Let's say we have a function processData(key) which accepts a key as argument and returns a Promise. Let's see how it can be memoized.

Memoizing the underlying promise:

Simplest way would be to memoize the promise issued against the key. Here's how it would look like:

const memo = {}
function memoProcessData(key){
  if(memo.hasOwnProperty(key)) {
    return memo[key]
  }

  memo[key] = processData(key) // memoize the promise for key
  return memo[key]
}

The code is fairly simple and self-explanatory here. We can use the memoize helper we created a while ago:

 const memoProcessData = memoize(processData, key => key)

Can we memoize the value returned by Promise?

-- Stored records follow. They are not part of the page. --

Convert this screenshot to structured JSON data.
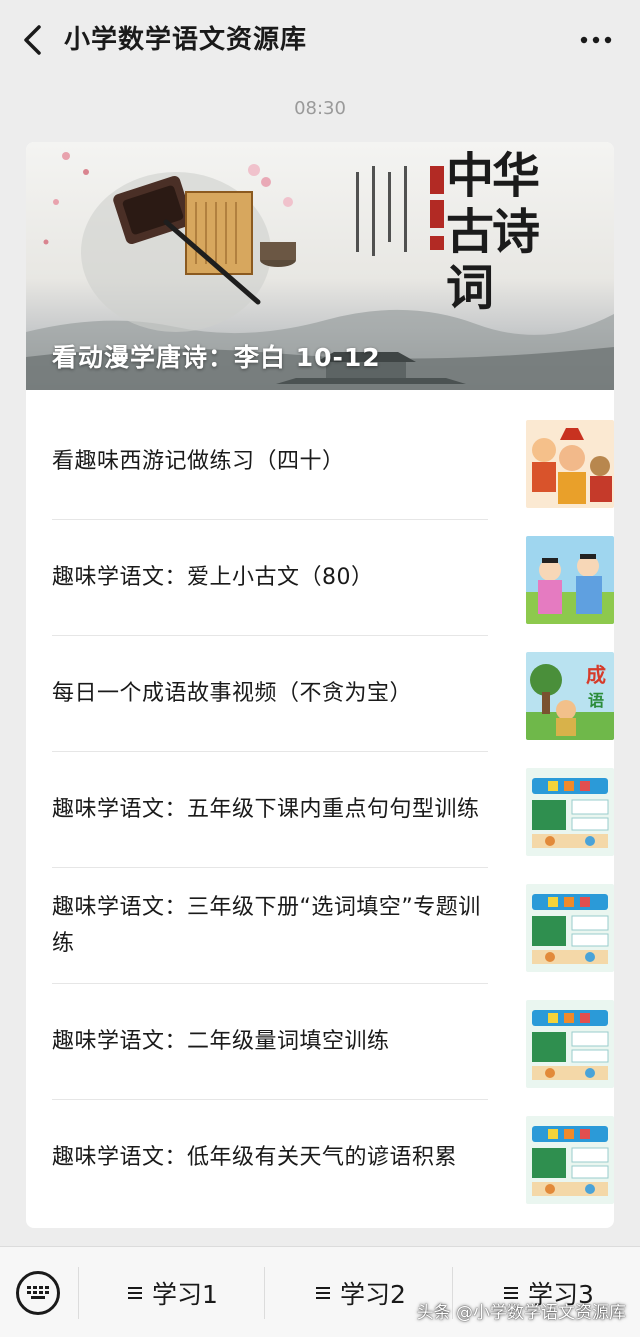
{
  "header": {
    "title": "小学数学语文资源库",
    "back_icon": "back-chevron-icon",
    "more_icon": "more-dots-icon"
  },
  "timestamp": "08:30",
  "banner": {
    "caption": "看动漫学唐诗：李白 10-12",
    "art_text": "中华古诗词"
  },
  "articles": [
    {
      "title": "看趣味西游记做练习（四十）",
      "thumb": "journey-west-characters"
    },
    {
      "title": "趣味学语文：爱上小古文（80）",
      "thumb": "ancient-scholars"
    },
    {
      "title": "每日一个成语故事视频（不贪为宝）",
      "thumb": "idiom-story"
    },
    {
      "title": "趣味学语文：五年级下课内重点句句型训练",
      "thumb": "fun-chinese-board"
    },
    {
      "title": "趣味学语文：三年级下册“选词填空”专题训练",
      "thumb": "fun-chinese-board"
    },
    {
      "title": "趣味学语文：二年级量词填空训练",
      "thumb": "fun-chinese-board"
    },
    {
      "title": "趣味学语文：低年级有关天气的谚语积累",
      "thumb": "fun-chinese-board"
    }
  ],
  "bottom_menu": {
    "keyboard_icon": "keyboard-icon",
    "items": [
      {
        "label": "学习1",
        "icon": "menu-lines-icon"
      },
      {
        "label": "学习2",
        "icon": "menu-lines-icon"
      },
      {
        "label": "学习3",
        "icon": "menu-lines-icon"
      }
    ]
  },
  "watermark": "头条 @小学数学语文资源库"
}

Yes. We can apply the same approach as the callback here. Though it might be an overkill for the sake of memoizing such a function:

  const memo = {},  progressQueues = {}

  function memoProcessData(key){

    return new Promise((resolve, reject) => {
      // if the operation has already been done before, simply resolve with that data and exit
      if(memo.hasOwnProperty(key)){
        resolve(memo[key])
        return;
      }

      if( !progressQueues.hasOwnProperty(key) ){
        // called for a new key, create an entry for it in progressQueues
        progressQueues[key] = [[resolve, reject]]

      } else {
       // called for a key that's still being processed, enqueue it's handlers and exit.         
        progressQueues[key].push([resolve, reject]);
        return;
      }


      processData(key)
        .then(data => {
            memo[key] = data; // memoize the returned data
            // process all the enqueued entries after successful operation
            for(let [resolver, ] of progressQueues[key])
              resolver(data)
        })
        .catch(error => {
           // process all the enqueued entries after failed operation
           for(let [, rejector] of progressQueues[key])
              rejector(error);
         })
        .finally(() => {
          // clean up progressQueues
           delete progressQueues[key]
         })
    })
  }

Further improvement

Since we're using a memo object to keep track of memoized operations, with too many calls to expensiveOperation with various keys(and each operation returning a sizeable chunk of data after processing) the size of this object may grow beyond what's ideal. To handle this scenario we can use a cache eviction policy such as LRU (Least Recently Used). It would ensure we're memoizing without crossing memory limits!